The 2 PVST+ regions tunnel by sending BPDUs to the mulitcast MAC of 0100.0CCC.CCCD, the non cisco switches treat the frame as multicast and not as a BPDU and forward it. The PVST+ devices on the edge of the CST region listen on that address to receive the frames and forward them into the PVST+ region. Hurrah the PVST+ regions can communicate!

This topic is more relevant to the CCIE SP track so I will just briefly go over the concept of this.

801.1Q-in-Q tunneling AKA Q-in-Q is a method of passing VLAN traffic across a WAN. At a simple level a SP switch tags incoming frames with an extra 802.1Q header and its passed through the WAN, where at the egress port of the SP network the tag is removed. The customer frames then have their original 802.1Q headers preserved after traveling across the WAN.

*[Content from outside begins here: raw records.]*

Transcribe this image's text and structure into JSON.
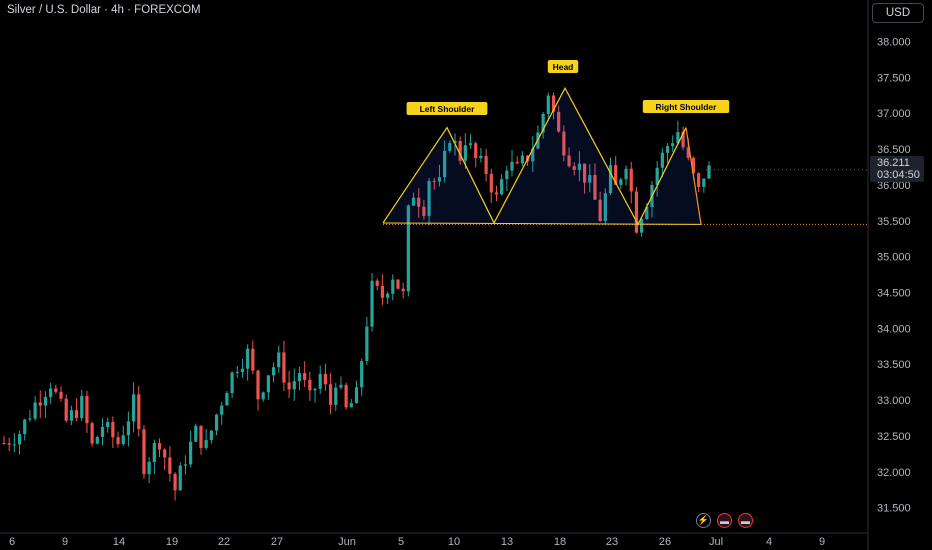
{
  "header": {
    "title": "Silver / U.S. Dollar · 4h · FOREXCOM",
    "currency_button": "USD"
  },
  "current_price": {
    "value": "36.211",
    "countdown": "03:04:50"
  },
  "colors": {
    "up": "#26a69a",
    "down": "#ef5350",
    "pattern": "#f5d21b",
    "label_bg": "#f5d21b",
    "text": "#b2b5be"
  },
  "icons": [
    "lightning-icon",
    "us-flag-icon",
    "us-flag-icon"
  ],
  "chart_data": {
    "type": "candlestick",
    "ylim": [
      31.3,
      38.3
    ],
    "yticks": [
      "38.000",
      "37.500",
      "37.000",
      "36.500",
      "36.000",
      "35.500",
      "35.000",
      "34.500",
      "34.000",
      "33.500",
      "33.000",
      "32.500",
      "32.000",
      "31.500"
    ],
    "xticks": [
      "6",
      "9",
      "14",
      "19",
      "22",
      "27",
      "Jun",
      "5",
      "10",
      "13",
      "18",
      "23",
      "26",
      "Jul",
      "4",
      "9"
    ],
    "grid": false,
    "price_path": [
      [
        0,
        32.4
      ],
      [
        3,
        32.55
      ],
      [
        6,
        32.95
      ],
      [
        9,
        33.25
      ],
      [
        12,
        32.7
      ],
      [
        15,
        32.95
      ],
      [
        17,
        32.35
      ],
      [
        19,
        32.65
      ],
      [
        22,
        32.4
      ],
      [
        25,
        32.95
      ],
      [
        27,
        32.1
      ],
      [
        30,
        32.45
      ],
      [
        33,
        31.75
      ],
      [
        35,
        32.2
      ],
      [
        37,
        32.55
      ],
      [
        39,
        32.35
      ],
      [
        41,
        32.8
      ],
      [
        43,
        33.2
      ],
      [
        45,
        33.5
      ],
      [
        47,
        33.65
      ],
      [
        49,
        33.05
      ],
      [
        51,
        33.4
      ],
      [
        53,
        33.55
      ],
      [
        55,
        33.15
      ],
      [
        57,
        33.4
      ],
      [
        59,
        33.0
      ],
      [
        61,
        33.35
      ],
      [
        63,
        32.95
      ],
      [
        64,
        33.3
      ],
      [
        66,
        32.85
      ],
      [
        68,
        33.05
      ],
      [
        70,
        34.1
      ],
      [
        71,
        34.55
      ],
      [
        73,
        34.45
      ],
      [
        75,
        34.75
      ],
      [
        77,
        34.45
      ],
      [
        78,
        35.6
      ],
      [
        79,
        35.9
      ],
      [
        81,
        35.7
      ],
      [
        82,
        36.1
      ],
      [
        84,
        36.0
      ],
      [
        86,
        36.7
      ],
      [
        88,
        36.4
      ],
      [
        89,
        36.65
      ],
      [
        91,
        36.35
      ],
      [
        93,
        36.2
      ],
      [
        95,
        35.8
      ],
      [
        97,
        36.3
      ],
      [
        99,
        36.2
      ],
      [
        101,
        36.4
      ],
      [
        103,
        36.7
      ],
      [
        105,
        37.3
      ],
      [
        107,
        36.7
      ],
      [
        109,
        36.4
      ],
      [
        111,
        36.25
      ],
      [
        113,
        36.0
      ],
      [
        115,
        35.55
      ],
      [
        117,
        36.15
      ],
      [
        118,
        35.95
      ],
      [
        120,
        36.35
      ],
      [
        122,
        35.45
      ],
      [
        124,
        35.8
      ],
      [
        126,
        36.25
      ],
      [
        128,
        36.55
      ],
      [
        130,
        36.75
      ],
      [
        132,
        36.3
      ],
      [
        134,
        35.9
      ],
      [
        135,
        36.15
      ],
      [
        136,
        36.21
      ]
    ],
    "pattern": {
      "label_left_shoulder": "Left Shoulder",
      "label_head": "Head",
      "label_right_shoulder": "Right Shoulder",
      "points": [
        [
          35.47,
          "ls_start"
        ],
        [
          36.8,
          "ls_peak"
        ],
        [
          35.47,
          "neck1"
        ],
        [
          37.35,
          "head"
        ],
        [
          35.45,
          "neck2"
        ],
        [
          36.8,
          "rs_peak"
        ],
        [
          35.45,
          "rs_end"
        ]
      ],
      "neckline": 35.45
    }
  }
}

Q-in-Q allows customer networks to tagged frames across a shared SP WAN, other layer 2 protocols such as CDP and VTP are also allowed and it does not matter if the customer does not have unique VLAN numbers.

Private VLANs (PVLANs) are not something I have been able to lab as I dont have a layer 3 switch (not yet anyway but I am saving my pennies for a Cisco 3550) and I havnt used them at work.

Anyway, PVLANs are a method of isolating ports in the same VLANs to provide security, a good example of their application is in a Service Provider Network where many end customers are connected to ports on a switch. They could put all of the customer ports on an isolated port in the PVLAN (more on that in a bit), and the gateway on a promiscuous port (again more in a bit) and a customer with multiple ports could be in their own community.

There are 3 types of ports in a PVLAN ports, promiscuous, community, and isolated.

Promiscuous ports: These ports can communicate with all other ports in the PVLAN including community and isolated. In the service provider example above the gateway would probably be on a promiscuous port.

Isolated ports: These ports are cant communicate with any other ports, except promiscuous ports. Isolated ports cannot talk to each other and in the example above the customers would be connected to a isolated port.

Community ports: These ports can communicate with other ports in the same community and promiscuous ports, but cant communicate with ports in other communities, or isolated ports. In the example above a customer with multiple connections could be in the their own community, this would allow layer 2 connectivity between the ports and they would still be able to access the gateway but have isolation from isolated ports.